Bug #62294 buf_buddy_relocate calls gettimeofday while holder buffer pool mutex
Submitted: 30 Aug 2011 0:34 Modified: 7 Oct 2011 0:56
Reporter: Mark Callaghan Email Updates:
Status: Closed Impact on me:
None 
Category:MySQL Server: InnoDB Plugin storage engine Severity:S3 (Non-critical)
Version:5.1,5.5 OS:Any
Assigned to: Marko Mäkelä CPU Architecture:Any
Tags: innodb, performance

[30 Aug 2011 0:34] Mark Callaghan
Description:
As far as I can tell this call path can occur while the caller holds the buffer pool mutex:
buf_page_init_for_read -> buf_buddy_alloc/buf_buddy_free -> buf_buddy_free_low -> buf_buddy_relocate

And buf_buddy_relocate calls ut_time_us which wraps gettimeofday. It isn't a good idea to call that when holding a critical mutex like the buffer_pool mutex

How to repeat:
read the code

Suggested fix:
don't call gettimeofday there. if perf timers are needed use a cycle timer
[30 Aug 2011 4:02] Valeriy Kravchuk
Yes, buf_buddy_relocate() starts with:

        ut_ad(buf_pool_mutex_own(buf_pool));

and then has the following code:

        if (buf_page_can_relocate(bpage)) {
                /* Relocate the compressed page. */
...
                        buddy_stat->relocated++;
                        buddy_stat->relocated_usec
                                += ut_time_us(NULL) - usec;
...
        }

So I see no reason to disagree with your analysis.
[30 Aug 2011 6:35] Marko Mäkelä
Mark, the buddy relocation operation is expensive, and I thought that an additional system call would not hurt so much.
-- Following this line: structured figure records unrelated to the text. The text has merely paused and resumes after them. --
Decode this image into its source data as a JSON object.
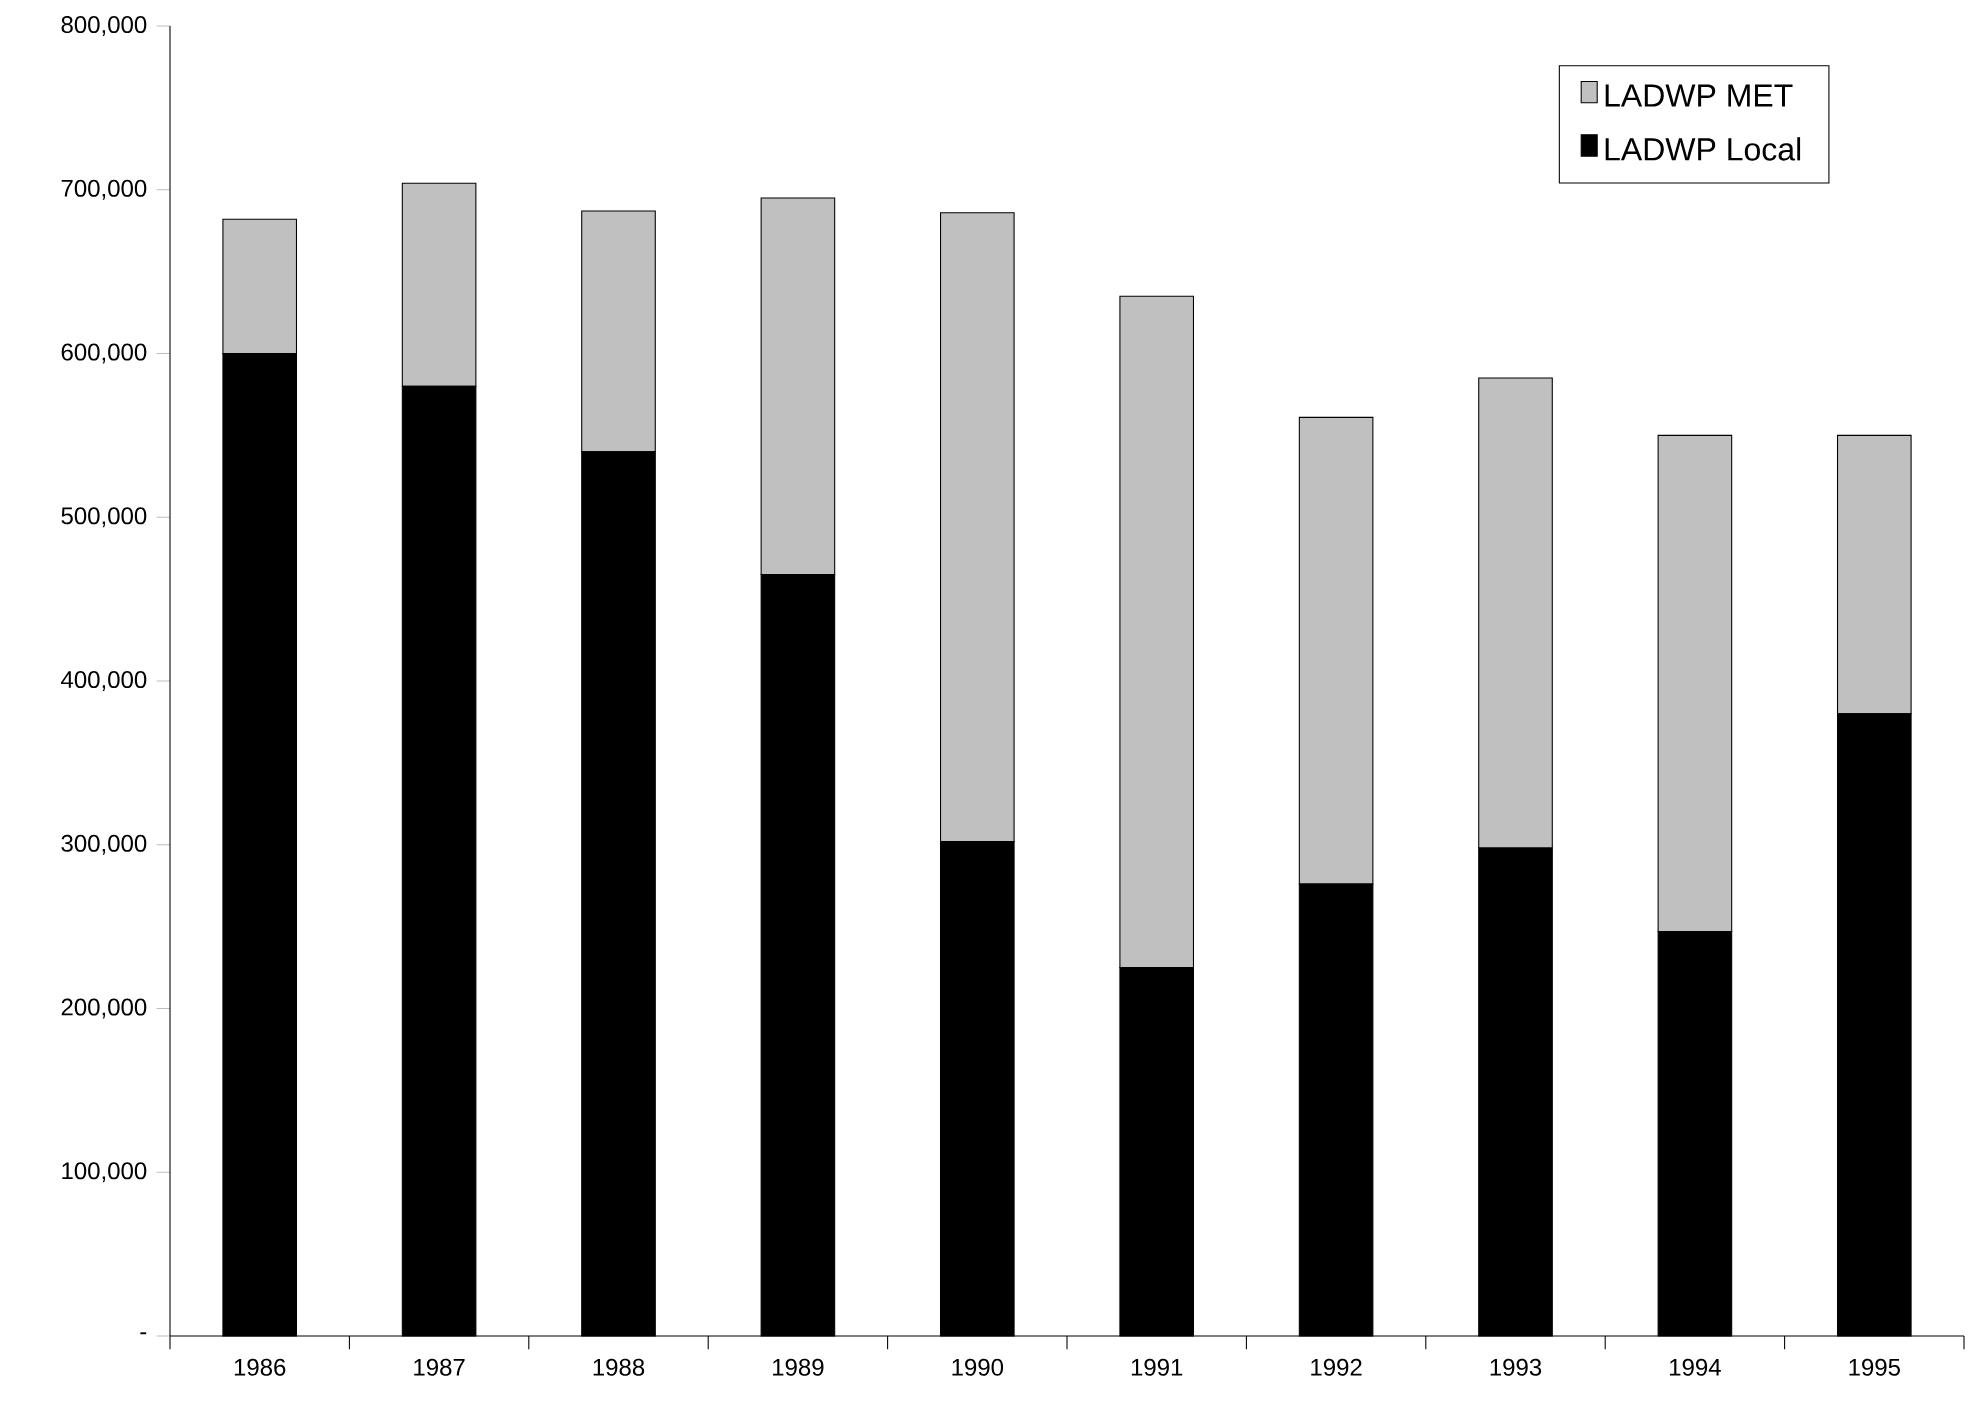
{
  "chart_data": {
    "type": "bar",
    "stacked": true,
    "categories": [
      "1986",
      "1987",
      "1988",
      "1989",
      "1990",
      "1991",
      "1992",
      "1993",
      "1994",
      "1995"
    ],
    "series": [
      {
        "name": "LADWP Local",
        "color": "#000000",
        "values": [
          600000,
          580000,
          540000,
          465000,
          302000,
          225000,
          276000,
          298000,
          247000,
          380000
        ]
      },
      {
        "name": "LADWP MET",
        "color": "#c0c0c0",
        "values": [
          82000,
          124000,
          147000,
          230000,
          384000,
          410000,
          285000,
          287000,
          303000,
          170000
        ]
      }
    ],
    "ylim": [
      0,
      800000
    ],
    "yticks": [
      {
        "value": 0,
        "label": "-"
      },
      {
        "value": 100000,
        "label": "100,000"
      },
      {
        "value": 200000,
        "label": "200,000"
      },
      {
        "value": 300000,
        "label": "300,000"
      },
      {
        "value": 400000,
        "label": "400,000"
      },
      {
        "value": 500000,
        "label": "500,000"
      },
      {
        "value": 600000,
        "label": "600,000"
      },
      {
        "value": 700000,
        "label": "700,000"
      },
      {
        "value": 800000,
        "label": "800,000"
      }
    ],
    "grid": false,
    "legend": "top right"
  }
}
You are probably aware that the fix of Bug#61188 reduces the number of relocation operations.

Which alternative to gettimeofday() would you suggest? Would clock_gettime(CLOCK_MONOTONIC, &tp) be any better? There are a few calls of ut_time_us() that seem to require microseconds, for INFORMATION_SCHEMA statistics.

Side note: The call in page_cur_open_on_rnd_user_rec() could use any entropy source (and it should use page_rec_get_nth() instead of traversing the next-rec chain). I guess that this function is not so time-critical.
[30 Aug 2011 6:40] Marko Mäkelä
Side note: we could probably replace gettimeofday() in ut_time_ms() as well, even though a quick check shows that we not holding the buffer pool mutex while calling it.
[30 Aug 2011 12:15] Marko Mäkelä
For what it is worth, gettimeofday can be implemented as a "cheap" system call without a context switch, depending on the operating system version:

http://davisdoesdownunder.blogspot.com/2011/02/linux-syscall-vsyscall-and-vdso-oh-my.html

One thing that could be done easily is to move the first ut_time_us() call after the buf_page_can_relocate() check. In that way, we would never be invoking a system call unless the relocation really takes place. This would reduce the reported relocated_usec a little.
[7 Oct 2011 0:56] John Russell
Added to changelog:

This fix improves the performance of instrumentation code for InnoDB
buffer pool operations.
[8 Feb 2012 0:45] John Russell
Confirmed that the change applies to 5.1.60, 5.5.17, 5.6.4.